1. Swelling ,inflammation and mucus in the Eustachian tubes from an upper respiratory infection or allergy can block them,results in the accumulation of fluids in the middle ear.
The bacterial and viral infection of the fluid produces the systems.
2. Inflammation or enlargement of the adenoids may block the tubes, thereby contributing to middle ear infection. Inflammation of adenoids is more likely to play a role in ear infections in children because children have more active and relatively larger adenoids.
3. Otitis media with effusion: It is the inflammation and fluid build in the middle ear without any bacterial or viral infection.It may occur because of some disfunction or non infectious blockage of the estachian tubes.
4. Chronic suppurative otitis media is a persistent ear infection that results in tearing or perforation of the eardrum
Ear infections are more common in children, in part, because their eustachian tubes are narrower and more horizontal — factors that make them more difficult to drain and more likely to get clogged.

They include :
1.AGE: Children between the age 6 months -2 years are more prone to the ear infections due to the size and shape of their Eustachian tubes and also due to the poor development of immune system.
2.INFANT FEEDING:Babies who feed through bollle milk are prone than the children on breast feed.
3.SEASONAL FACTORS: they are most common during the winter season ,when cold ,flu are prevalent .people with seasonal allergies are more prone to the ear infections.
4. Exposure to tobacco smoke or high levels of air pollution increases the risk of ear infection.
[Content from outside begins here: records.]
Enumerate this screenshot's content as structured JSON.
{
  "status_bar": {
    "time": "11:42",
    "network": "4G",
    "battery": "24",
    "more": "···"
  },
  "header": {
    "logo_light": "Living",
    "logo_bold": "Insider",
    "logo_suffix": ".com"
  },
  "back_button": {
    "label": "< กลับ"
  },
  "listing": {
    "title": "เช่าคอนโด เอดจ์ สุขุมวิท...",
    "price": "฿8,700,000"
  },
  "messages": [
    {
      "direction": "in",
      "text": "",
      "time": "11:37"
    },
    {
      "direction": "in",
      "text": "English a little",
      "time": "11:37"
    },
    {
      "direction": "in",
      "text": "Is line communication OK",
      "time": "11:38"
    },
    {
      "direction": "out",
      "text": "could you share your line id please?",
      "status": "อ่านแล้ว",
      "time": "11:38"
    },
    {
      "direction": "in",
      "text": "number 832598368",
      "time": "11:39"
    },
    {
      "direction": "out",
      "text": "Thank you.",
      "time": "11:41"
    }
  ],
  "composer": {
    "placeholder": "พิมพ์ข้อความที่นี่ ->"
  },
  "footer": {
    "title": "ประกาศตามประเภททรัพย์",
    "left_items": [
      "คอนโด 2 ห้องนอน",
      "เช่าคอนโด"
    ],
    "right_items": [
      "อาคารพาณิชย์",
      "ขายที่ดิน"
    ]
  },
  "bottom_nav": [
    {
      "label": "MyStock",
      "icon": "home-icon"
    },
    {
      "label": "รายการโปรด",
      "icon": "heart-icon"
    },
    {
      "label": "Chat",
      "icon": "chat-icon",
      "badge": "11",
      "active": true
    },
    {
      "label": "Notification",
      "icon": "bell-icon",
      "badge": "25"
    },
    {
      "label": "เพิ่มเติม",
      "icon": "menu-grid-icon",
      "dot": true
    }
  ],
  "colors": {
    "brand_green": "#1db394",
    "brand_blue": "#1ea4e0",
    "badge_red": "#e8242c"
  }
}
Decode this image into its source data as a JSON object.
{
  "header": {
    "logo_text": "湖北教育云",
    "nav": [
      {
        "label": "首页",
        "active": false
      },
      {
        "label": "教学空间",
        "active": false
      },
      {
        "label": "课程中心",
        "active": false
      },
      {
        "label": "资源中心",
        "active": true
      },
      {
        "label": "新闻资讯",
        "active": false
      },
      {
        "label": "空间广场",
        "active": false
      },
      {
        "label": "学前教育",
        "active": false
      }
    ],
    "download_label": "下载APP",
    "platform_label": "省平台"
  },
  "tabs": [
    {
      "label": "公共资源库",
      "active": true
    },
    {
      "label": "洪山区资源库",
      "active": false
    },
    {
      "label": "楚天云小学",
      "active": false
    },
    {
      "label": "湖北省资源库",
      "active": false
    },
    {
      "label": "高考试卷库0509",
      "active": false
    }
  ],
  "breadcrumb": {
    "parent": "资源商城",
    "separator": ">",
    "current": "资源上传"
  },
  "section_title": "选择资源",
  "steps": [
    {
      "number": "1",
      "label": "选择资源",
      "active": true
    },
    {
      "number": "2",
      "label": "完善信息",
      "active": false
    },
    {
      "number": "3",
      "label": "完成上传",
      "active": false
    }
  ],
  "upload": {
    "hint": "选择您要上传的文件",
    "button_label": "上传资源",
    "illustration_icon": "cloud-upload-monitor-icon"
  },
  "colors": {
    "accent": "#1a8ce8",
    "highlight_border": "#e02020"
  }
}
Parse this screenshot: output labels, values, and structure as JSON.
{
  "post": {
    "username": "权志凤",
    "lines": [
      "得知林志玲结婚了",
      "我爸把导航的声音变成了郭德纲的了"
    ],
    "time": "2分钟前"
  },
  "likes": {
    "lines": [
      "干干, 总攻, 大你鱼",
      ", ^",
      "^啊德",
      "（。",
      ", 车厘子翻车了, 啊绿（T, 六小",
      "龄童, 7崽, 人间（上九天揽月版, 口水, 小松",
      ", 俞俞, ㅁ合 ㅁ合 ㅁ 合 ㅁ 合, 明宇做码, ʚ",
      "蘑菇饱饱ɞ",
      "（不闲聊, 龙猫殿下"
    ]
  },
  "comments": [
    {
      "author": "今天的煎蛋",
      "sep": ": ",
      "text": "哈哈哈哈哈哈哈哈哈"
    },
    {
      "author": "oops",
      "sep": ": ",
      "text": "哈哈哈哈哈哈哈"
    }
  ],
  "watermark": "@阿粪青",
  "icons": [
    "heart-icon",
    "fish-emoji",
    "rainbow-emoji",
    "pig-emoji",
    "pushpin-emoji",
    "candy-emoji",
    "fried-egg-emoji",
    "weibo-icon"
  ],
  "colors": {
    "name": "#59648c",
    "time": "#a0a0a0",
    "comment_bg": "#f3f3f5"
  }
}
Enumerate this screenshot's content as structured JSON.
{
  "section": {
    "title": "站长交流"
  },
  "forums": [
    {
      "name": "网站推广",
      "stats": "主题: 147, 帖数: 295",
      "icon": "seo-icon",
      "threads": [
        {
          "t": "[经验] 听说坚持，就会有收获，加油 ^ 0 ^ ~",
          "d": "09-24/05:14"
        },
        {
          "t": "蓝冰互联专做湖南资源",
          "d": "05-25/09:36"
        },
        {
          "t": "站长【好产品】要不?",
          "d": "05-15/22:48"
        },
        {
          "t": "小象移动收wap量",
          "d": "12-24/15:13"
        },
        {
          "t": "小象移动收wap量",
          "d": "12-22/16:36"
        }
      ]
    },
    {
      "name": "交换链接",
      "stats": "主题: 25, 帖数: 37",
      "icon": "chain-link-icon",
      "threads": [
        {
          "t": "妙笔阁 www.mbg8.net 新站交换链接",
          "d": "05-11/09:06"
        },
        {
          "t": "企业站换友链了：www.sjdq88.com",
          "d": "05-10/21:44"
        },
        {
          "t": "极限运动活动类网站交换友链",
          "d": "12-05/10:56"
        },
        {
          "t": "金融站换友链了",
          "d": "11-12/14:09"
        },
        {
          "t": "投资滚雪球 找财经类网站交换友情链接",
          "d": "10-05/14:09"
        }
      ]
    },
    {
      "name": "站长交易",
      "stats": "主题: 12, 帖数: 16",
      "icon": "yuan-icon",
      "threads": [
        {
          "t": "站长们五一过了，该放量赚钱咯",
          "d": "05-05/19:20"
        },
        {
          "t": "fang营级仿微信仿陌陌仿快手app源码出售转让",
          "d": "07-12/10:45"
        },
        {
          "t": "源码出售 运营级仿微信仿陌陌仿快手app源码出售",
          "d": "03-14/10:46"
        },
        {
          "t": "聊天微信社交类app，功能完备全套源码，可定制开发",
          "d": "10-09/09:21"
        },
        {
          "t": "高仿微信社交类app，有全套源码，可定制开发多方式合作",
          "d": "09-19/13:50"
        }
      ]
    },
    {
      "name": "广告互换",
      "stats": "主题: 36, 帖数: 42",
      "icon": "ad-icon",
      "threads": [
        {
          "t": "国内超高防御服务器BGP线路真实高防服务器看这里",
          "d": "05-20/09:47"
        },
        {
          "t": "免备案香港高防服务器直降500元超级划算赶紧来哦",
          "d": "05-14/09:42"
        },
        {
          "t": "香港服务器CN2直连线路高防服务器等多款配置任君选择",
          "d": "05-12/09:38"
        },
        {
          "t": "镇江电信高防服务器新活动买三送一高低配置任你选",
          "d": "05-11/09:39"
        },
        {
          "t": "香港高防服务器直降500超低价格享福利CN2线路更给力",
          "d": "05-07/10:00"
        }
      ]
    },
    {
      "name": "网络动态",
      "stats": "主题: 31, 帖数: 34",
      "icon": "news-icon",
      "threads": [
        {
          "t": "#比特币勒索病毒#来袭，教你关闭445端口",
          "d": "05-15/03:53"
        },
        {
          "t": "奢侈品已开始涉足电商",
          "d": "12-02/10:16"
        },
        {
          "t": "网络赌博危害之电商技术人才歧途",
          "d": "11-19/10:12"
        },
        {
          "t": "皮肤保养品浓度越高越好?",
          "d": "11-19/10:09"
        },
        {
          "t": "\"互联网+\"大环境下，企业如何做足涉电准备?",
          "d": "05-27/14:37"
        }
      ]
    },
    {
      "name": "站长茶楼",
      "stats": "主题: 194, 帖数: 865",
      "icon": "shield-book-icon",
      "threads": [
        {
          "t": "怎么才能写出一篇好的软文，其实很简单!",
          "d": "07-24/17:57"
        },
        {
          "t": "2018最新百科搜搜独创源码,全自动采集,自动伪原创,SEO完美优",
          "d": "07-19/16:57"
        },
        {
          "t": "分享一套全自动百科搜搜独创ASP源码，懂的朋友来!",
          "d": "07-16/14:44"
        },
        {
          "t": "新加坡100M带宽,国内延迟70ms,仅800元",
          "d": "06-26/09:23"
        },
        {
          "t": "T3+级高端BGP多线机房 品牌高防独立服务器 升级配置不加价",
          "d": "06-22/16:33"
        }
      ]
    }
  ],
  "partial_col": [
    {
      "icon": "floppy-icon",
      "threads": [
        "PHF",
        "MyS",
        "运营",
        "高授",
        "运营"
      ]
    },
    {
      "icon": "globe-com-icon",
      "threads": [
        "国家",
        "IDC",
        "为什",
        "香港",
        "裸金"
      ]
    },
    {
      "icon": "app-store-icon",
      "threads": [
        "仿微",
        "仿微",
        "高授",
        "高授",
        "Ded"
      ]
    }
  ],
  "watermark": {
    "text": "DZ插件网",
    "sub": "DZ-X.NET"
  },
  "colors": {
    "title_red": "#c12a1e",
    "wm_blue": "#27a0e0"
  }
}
Frequent or persistent infections and persistent fluid can result in some serious complications:
1. Results to impaired hearing.
2. Speech or developmental delays may occur in infants .
3. Tearing of eardrum: in few cases results in surgical repair.
The doctor will examine the ear using an instrument called an otoscope. A healthy eardrum is pinkish-gray in color and translucent. If infection is present, the eardrum may be inflamed, swollen or red. The eardrum may bulge out or retract inward, or it may show openings (perforation).
Another useful diagnostic tool is tympanometry, a test that uses sound and air pressure to check for fluid in the middle ear. An audiogram tests if hearing loss has occurred by presenting tones at various pitches.